Department of Anatomy and Neurobiology, Virginia Commonwealth University Medical Center, Richmond, Virginia 23298-0709, USA.
Alcohol Clin Exp Res. 2010 Mar 1;34(3):493-8. doi: 10.1111/j.1530-0277.2009.01114.x. Epub 2009 Dec 17.
There is growing evidence that deficits in neuronal plasticity account for some of the neurological problems observed in fetal alcohol spectrum disorders (FASD). Recently, we showed that early alcohol exposure results in a permanent impairment in visual cortex ocular dominance (OD) plasticity in a ferret model of FASD. This disruption can be reversed, however, by treating animals with a Phosphodiesterase (PDE) type 1 inhibitor long after the period of alcohol exposure.
Because the mammalian brain presents different types of PDE isoforms we tested here whether inhibition of PDE type 4 also ameliorates the effects of alcohol on OD plasticity.
Ferrets received 3.5 g/Kg alcohol i.p. (25% in saline) or saline as control every other day between postnatal day (P) 10 to P30, which is roughly equivalent to the third trimester equivalent of human gestation.

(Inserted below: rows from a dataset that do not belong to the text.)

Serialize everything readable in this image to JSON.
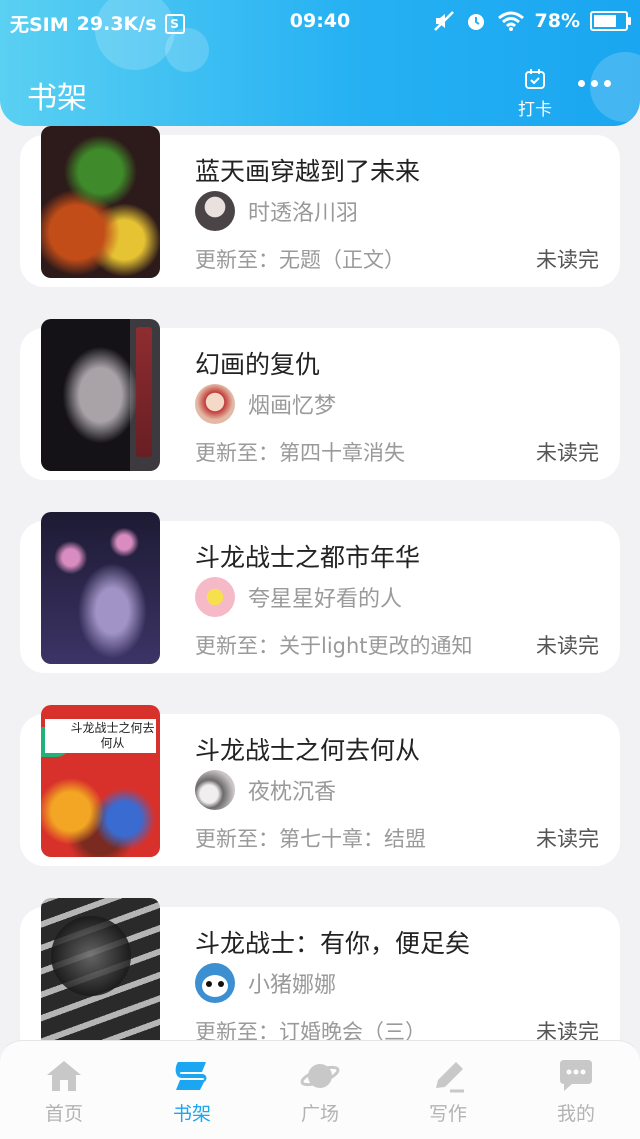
{
  "status_bar": {
    "carrier": "无SIM",
    "speed": "29.3K/s",
    "s_icon_text": "S",
    "time": "09:40",
    "battery": "78%",
    "battery_level": 0.78
  },
  "header": {
    "title": "书架",
    "checkin_label": "打卡",
    "accent_color": "#1aa6f0"
  },
  "books": [
    {
      "title": "蓝天画穿越到了未来",
      "author": "时透洛川羽",
      "update": "更新至：无题（正文）",
      "status": "未读完",
      "cover_colors": [
        "#2d1a1a",
        "#c24d19",
        "#3f8a2a",
        "#e6c333"
      ]
    },
    {
      "title": "幻画的复仇",
      "author": "烟画忆梦",
      "update": "更新至：第四十章消失",
      "status": "未读完",
      "cover_colors": [
        "#3c3a3f",
        "#a9a3a8",
        "#141216",
        "#9e2a2e"
      ]
    },
    {
      "title": "斗龙战士之都市年华",
      "author": "夸星星好看的人",
      "update": "更新至：关于light更改的通知",
      "status": "未读完",
      "cover_colors": [
        "#1d1a33",
        "#3c3466",
        "#a193c6",
        "#d98cbf"
      ]
    },
    {
      "title": "斗龙战士之何去何从",
      "author": "夜枕沉香",
      "update": "更新至：第七十章：结盟",
      "status": "未读完",
      "cover_text": "斗龙战士之何去何从",
      "cover_colors": [
        "#d8312b",
        "#f2a623",
        "#3a6bd1",
        "#7a2a1f"
      ]
    },
    {
      "title": "斗龙战士：有你，便足矣",
      "author": "小猪娜娜",
      "update": "更新至：订婚晚会（三）",
      "status": "未读完",
      "cover_colors": [
        "#2a2a2a",
        "#6d6d6d",
        "#b5b5b5",
        "#1a1a1a"
      ]
    }
  ],
  "nav": [
    {
      "label": "首页",
      "icon": "home-icon",
      "active": false
    },
    {
      "label": "书架",
      "icon": "bookshelf-icon",
      "active": true
    },
    {
      "label": "广场",
      "icon": "planet-icon",
      "active": false
    },
    {
      "label": "写作",
      "icon": "pen-icon",
      "active": false
    },
    {
      "label": "我的",
      "icon": "chat-bubble-icon",
      "active": false
    }
  ]
}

Following a prolonged alcohol-free period (10 to 15 days), ferrets had the lid of the right eye sutured closed for 4 days and were examined for ocular dominance changes at the end of the period of deprivation.
Using in vivo electrophysiology we show that inhibition of PDE4 by rolipram does not restore OD plasticity in alcohol-treated ferrets.

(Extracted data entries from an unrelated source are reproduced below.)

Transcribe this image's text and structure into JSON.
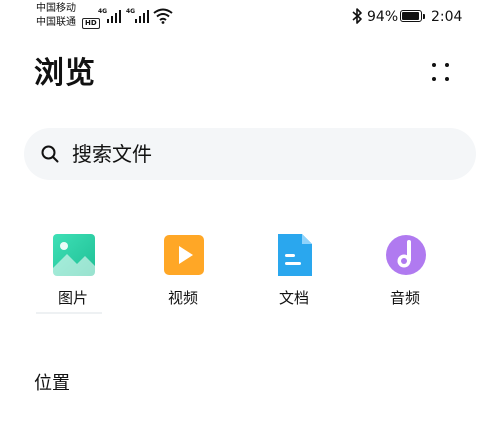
{
  "status_bar": {
    "carrier_1": "中国移动",
    "carrier_2": "中国联通",
    "hd_badge": "HD",
    "signal_1_label": "4G",
    "signal_2_label": "4G",
    "battery_percent": "94%",
    "battery_level": 0.94,
    "time": "2:04"
  },
  "header": {
    "title": "浏览",
    "more_icon": "more-dots-icon"
  },
  "search": {
    "placeholder": "搜索文件",
    "icon": "search-icon"
  },
  "categories": [
    {
      "label": "图片",
      "icon": "image-icon",
      "color": "#2fd3a6"
    },
    {
      "label": "视频",
      "icon": "video-icon",
      "color": "#ffa726"
    },
    {
      "label": "文档",
      "icon": "document-icon",
      "color": "#2aa7ee"
    },
    {
      "label": "音频",
      "icon": "audio-icon",
      "color": "#b07af0"
    }
  ],
  "sections": {
    "location_title": "位置"
  }
}
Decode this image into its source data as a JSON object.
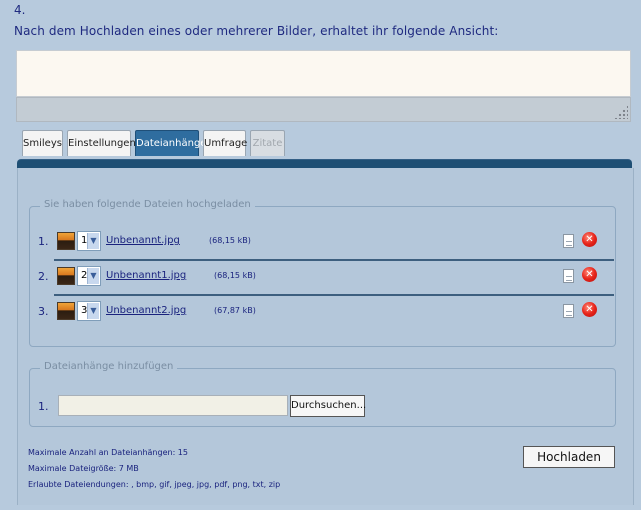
{
  "step_number": "4.",
  "intro_text": "Nach dem Hochladen eines oder mehrerer Bilder, erhaltet ihr folgende Ansicht:",
  "tabs": [
    {
      "label": "Smileys"
    },
    {
      "label": "Einstellungen"
    },
    {
      "label": "Dateianhänge"
    },
    {
      "label": "Umfrage"
    },
    {
      "label": "Zitate"
    }
  ],
  "active_tab": "Dateianhänge",
  "uploaded_section": {
    "legend": "Sie haben folgende Dateien hochgeladen",
    "files": [
      {
        "num": "1.",
        "order": "1",
        "name": "Unbenannt.jpg",
        "size": "(68,15 kB)"
      },
      {
        "num": "2.",
        "order": "2",
        "name": "Unbenannt1.jpg",
        "size": "(68,15 kB)"
      },
      {
        "num": "3.",
        "order": "3",
        "name": "Unbenannt2.jpg",
        "size": "(67,87 kB)"
      }
    ]
  },
  "add_section": {
    "legend": "Dateianhänge hinzufügen",
    "row_num": "1.",
    "file_value": "",
    "browse_label": "Durchsuchen..."
  },
  "info": {
    "max_count": "Maximale Anzahl an Dateianhängen: 15",
    "max_size": "Maximale Dateigröße: 7 MB",
    "extensions": "Erlaubte Dateiendungen: , bmp, gif, jpeg, jpg, pdf, png, txt, zip"
  },
  "upload_label": "Hochladen",
  "colors": {
    "background": "#b7cadd",
    "text": "#1a237e",
    "active_tab": "#2f6d9f",
    "panel_header": "#1e4f74",
    "delete": "#e8251a"
  },
  "icons": {
    "thumbnail": "image-thumbnail-icon",
    "insert": "document-icon",
    "delete": "delete-icon",
    "resize": "resize-grip-icon"
  }
}
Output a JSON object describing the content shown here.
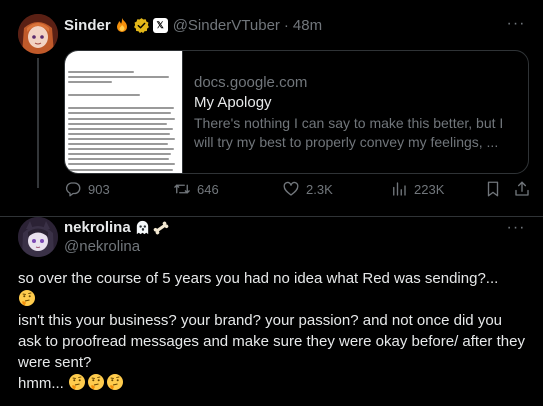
{
  "tweet1": {
    "author_name": "Sinder",
    "author_handle": "@SinderVTuber",
    "separator": "·",
    "time": "48m",
    "more_label": "···",
    "card": {
      "domain": "docs.google.com",
      "title": "My Apology",
      "description": "There's nothing I can say to make this better, but I will try my best to properly convey my feelings, ..."
    },
    "stats": {
      "replies": "903",
      "reposts": "646",
      "likes": "2.3K",
      "views": "223K"
    }
  },
  "tweet2": {
    "author_name": "nekrolina",
    "author_handle": "@nekrolina",
    "more_label": "···",
    "text_lines": [
      "so over the course of 5 years you had no idea what Red was sending?...",
      "isn't this your business? your brand? your passion? and not once did you ask to proofread messages and make sure they were okay before/ after they were sent?",
      "hmm..."
    ]
  },
  "icons": {
    "affiliate_badge_glyph": "𝕏",
    "verified_color": "#e2b719",
    "accent_blue": "#1d9bf0"
  }
}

This result suggests that contrary to PDE1, PDE4 inhibition does not play a role in the restoration of OD plasticity in the ferret model of FASD.
越来越多的证据表明,神经元可塑性的缺陷是胎儿酒精谱系障碍(FASD)中观察到的一些神经问题的原因。最近,我们表明,早期酒精暴露会导致 FASD 雪貂模型中视觉皮层眼优势(OD)可塑性的永久性损伤。然而,通过在酒精暴露期后很长时间用磷酸二酯酶(PDE)1 型抑制剂治疗动物,可以逆转这种破坏。
由于哺乳动物大脑存在不同类型的 PDE 同工酶,我们在这里测试了抑制 PDE 4 是否也能改善酒精对 OD 可塑性的影响。
雪貂在出生后第 10 天至第 30 天(相当于人类妊娠的第三个 trimester)期间,每隔一天接受 3.5 g/Kg 的腹腔内酒精(25%在盐水中)或盐水作为对照。在长时间的无酒精期(10 至 15 天)后,将右眼的眼睑缝合关闭 4 天,并在剥夺期结束时检查 OD 变化。
我们通过体内电生理学显示,用 rolipram 抑制 PDE4 并不能恢复酒精处理的雪貂的 OD 可塑性。
这一结果表明,与 PDE1 相反,PDE4 抑制在 FASD 雪貂模型中 OD 可塑性的恢复中不起作用。